Example 1: Debug a runtime regression

Use skills:

  • mcc-dev-workflow
  • csharp-best-practices

Typical loop:

mc-start 1.20.6
mcc-build
mcc-run
mc-rcon "op CursorBot"
mcc-cmd "inventory player list"
mcc-cmd "entity"

Then inspect the MCC output, patch the code, and use:

mcc-reload

Example 2: Build or repair a bot

Use skills:

  • mcc-chatbot-authoring
  • csharp-best-practices
  • mcc-dev-workflow

Typical flow:

  1. Decide whether this should be a standalone /script bot or a built-in bot.
  2. Use the authoring skill's references and templates.
  3. Build MCC.
  4. Start a local server and join it.
  5. Test the bot behavior through live commands, chat, or event-driven actions.
  6. Make sure cleanup paths such as OnUnload() are correct.

For standalone script work, the skill defaults to /script unless built-in repo wiring is explicitly needed.

Example 3: Adapt MCC to a new Minecraft version

Use skills:

  • mcc-version-adaptation
  • mcc-dev-workflow
  • mcc-integration-testing

Typical flow:

tools/decompile.sh --version 26.1

Generate server reports:

cd /tmp
java -DbundlerMainClass=net.minecraft.data.Main \
  -jar "$MCC_SERVERS/26.1/server.jar" \
  --reports --output /tmp/mc_reports

Run the registry diff:

python3 tools/diff_registries.py 1.21.10 26.1 --registry /tmp/mc_reports/reports/registries.json

Then regenerate the palettes that changed, update routing, build MCC, start a local server for the target version, and run live validation before calling the work done.

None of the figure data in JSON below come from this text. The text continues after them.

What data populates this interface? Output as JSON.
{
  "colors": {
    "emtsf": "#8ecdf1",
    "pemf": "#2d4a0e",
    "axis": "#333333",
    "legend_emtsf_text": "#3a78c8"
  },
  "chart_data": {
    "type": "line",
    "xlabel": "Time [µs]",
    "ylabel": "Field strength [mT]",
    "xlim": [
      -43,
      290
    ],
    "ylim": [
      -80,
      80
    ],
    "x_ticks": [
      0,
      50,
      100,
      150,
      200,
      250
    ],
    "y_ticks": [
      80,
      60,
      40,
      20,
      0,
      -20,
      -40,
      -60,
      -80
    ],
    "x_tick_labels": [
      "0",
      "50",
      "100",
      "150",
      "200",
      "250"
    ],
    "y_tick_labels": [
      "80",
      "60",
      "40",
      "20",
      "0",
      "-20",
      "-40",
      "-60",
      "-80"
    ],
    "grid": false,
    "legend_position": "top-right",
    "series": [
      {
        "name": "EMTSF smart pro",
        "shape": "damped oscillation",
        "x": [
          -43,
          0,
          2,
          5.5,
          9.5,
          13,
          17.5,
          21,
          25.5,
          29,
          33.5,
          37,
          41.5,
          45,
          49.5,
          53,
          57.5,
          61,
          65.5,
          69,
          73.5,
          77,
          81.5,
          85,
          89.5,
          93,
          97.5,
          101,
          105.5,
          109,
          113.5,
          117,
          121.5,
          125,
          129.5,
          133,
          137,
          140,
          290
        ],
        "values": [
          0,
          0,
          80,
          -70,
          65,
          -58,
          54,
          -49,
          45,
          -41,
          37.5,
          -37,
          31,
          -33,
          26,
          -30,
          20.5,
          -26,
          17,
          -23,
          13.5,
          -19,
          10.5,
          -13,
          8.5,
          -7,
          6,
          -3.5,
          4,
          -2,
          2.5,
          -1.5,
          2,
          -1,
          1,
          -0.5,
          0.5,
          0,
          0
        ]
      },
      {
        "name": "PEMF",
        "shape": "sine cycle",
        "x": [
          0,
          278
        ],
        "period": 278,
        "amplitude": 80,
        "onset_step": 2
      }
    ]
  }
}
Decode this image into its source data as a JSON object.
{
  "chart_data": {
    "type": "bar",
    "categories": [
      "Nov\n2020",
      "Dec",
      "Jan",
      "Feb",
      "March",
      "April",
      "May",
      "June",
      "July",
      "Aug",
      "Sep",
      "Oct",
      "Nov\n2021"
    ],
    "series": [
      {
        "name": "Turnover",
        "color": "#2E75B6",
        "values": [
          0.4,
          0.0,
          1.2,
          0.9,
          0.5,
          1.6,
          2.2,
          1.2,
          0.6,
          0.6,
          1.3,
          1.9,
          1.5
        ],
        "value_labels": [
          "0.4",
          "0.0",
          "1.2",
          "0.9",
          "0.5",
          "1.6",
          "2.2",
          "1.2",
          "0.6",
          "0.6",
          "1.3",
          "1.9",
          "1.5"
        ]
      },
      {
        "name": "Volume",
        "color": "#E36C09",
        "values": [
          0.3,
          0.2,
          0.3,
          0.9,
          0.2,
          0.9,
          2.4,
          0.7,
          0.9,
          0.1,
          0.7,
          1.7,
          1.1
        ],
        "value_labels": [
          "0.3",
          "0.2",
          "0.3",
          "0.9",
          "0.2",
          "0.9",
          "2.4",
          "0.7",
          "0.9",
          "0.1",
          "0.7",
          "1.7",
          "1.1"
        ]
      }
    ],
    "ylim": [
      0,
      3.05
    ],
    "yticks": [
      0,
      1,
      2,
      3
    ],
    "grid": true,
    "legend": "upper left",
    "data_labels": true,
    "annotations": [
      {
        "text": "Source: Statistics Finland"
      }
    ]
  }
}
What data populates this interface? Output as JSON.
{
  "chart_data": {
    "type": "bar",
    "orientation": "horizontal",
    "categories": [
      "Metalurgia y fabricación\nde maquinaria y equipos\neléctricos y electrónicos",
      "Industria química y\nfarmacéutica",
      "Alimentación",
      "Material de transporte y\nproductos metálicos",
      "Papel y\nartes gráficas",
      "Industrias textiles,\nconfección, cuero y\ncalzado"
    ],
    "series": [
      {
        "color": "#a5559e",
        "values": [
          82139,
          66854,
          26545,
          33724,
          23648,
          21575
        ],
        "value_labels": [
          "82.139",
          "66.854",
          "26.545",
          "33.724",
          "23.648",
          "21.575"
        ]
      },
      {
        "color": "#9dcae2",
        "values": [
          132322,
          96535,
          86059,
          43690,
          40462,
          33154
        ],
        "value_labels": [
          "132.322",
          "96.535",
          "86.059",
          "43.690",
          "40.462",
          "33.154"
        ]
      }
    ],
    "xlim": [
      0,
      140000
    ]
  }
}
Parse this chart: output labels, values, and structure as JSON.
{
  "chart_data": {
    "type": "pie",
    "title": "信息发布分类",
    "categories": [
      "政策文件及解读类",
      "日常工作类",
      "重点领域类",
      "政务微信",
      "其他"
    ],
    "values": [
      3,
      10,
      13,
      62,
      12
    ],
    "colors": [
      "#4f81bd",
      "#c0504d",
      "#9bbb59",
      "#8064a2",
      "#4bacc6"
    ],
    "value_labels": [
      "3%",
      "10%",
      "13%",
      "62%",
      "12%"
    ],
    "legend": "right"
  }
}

Example 4: Write or update documentation for the workflow itself

Use skills:

  • humanizer
  • skill-creator, if you are changing the skills rather than just the docs

Typical flow:

  1. Re-read the relevant skill files and repo tools.
  2. Update the guide so the written process matches the real process.
  3. Keep the instructions concrete enough that another contributor can follow them without guessing.
  4. If the workflow itself changed, update the relevant skill too instead of leaving the docs ahead of the automation.